What About No Bayonets?
The rule that they run away anyway is "no fun" if you play these troops in a game against another player. I would refuse to play troops who run away by default.My suggestion is not that they run automatically (if that was what was meant by "default"), but that it only occur if they fail their Close Combat Test. As for it being "no fun", the British expressed that same sentiment, about how hard is way to come to grips with the enemy.

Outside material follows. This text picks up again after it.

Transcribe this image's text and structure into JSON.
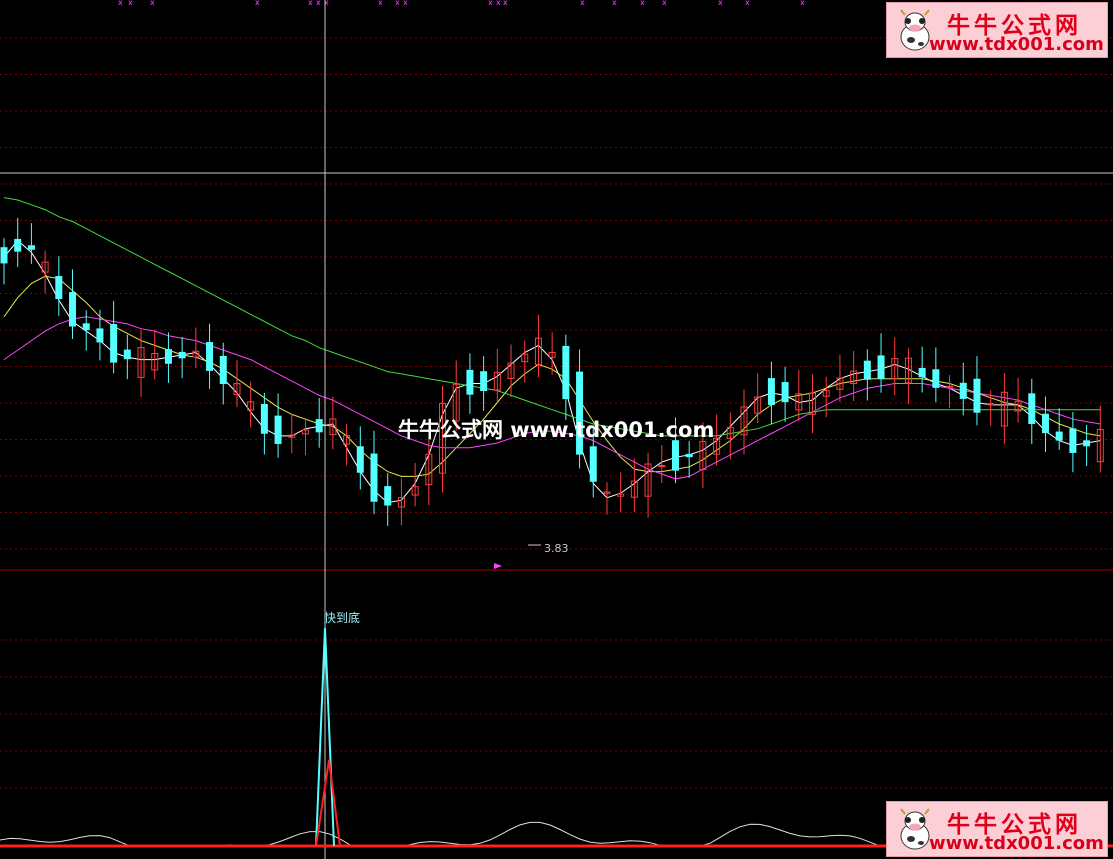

Their automatic retreat – loss of the close combat really – is not a "get out of jail free" card. First off, the unit is disordered and that makes the unit weak in dishing out punishment and forces a pause as the unit has to spend a turn rallying (if able). The retreat is likely to break up the defensive line, making it possible if not probable that if it were charged by cavalry there would be little or no supporting fire. It is very vulnerable. Each time it is forced to retreat it loses one die of figures to desertions. Granted, the charging unit may well be able to inflict more casualties if it could get 'stuck in', but it did so with some peril to itself. This presents no peril to the attacker and causes the militia to disintegrate. This sounds exactly like what I read in complaints by the British in how they would have to 'chase the rebels for miles' as they would scatter like leaves before the winds.
I am more inclined, given that I am experimenting, to try the latter rule. But I am waiting for a counter by the author before I make my final decision. (As it stands now my game in progress is already wrecked given today's revelations. I have also been re-thinking some ratings from the ones I used last Saturday. So I will be starting over next weekend.)
Well, I hope you found this discussion useful, or at least mildly interesting if you have no interest in the TSIA rules.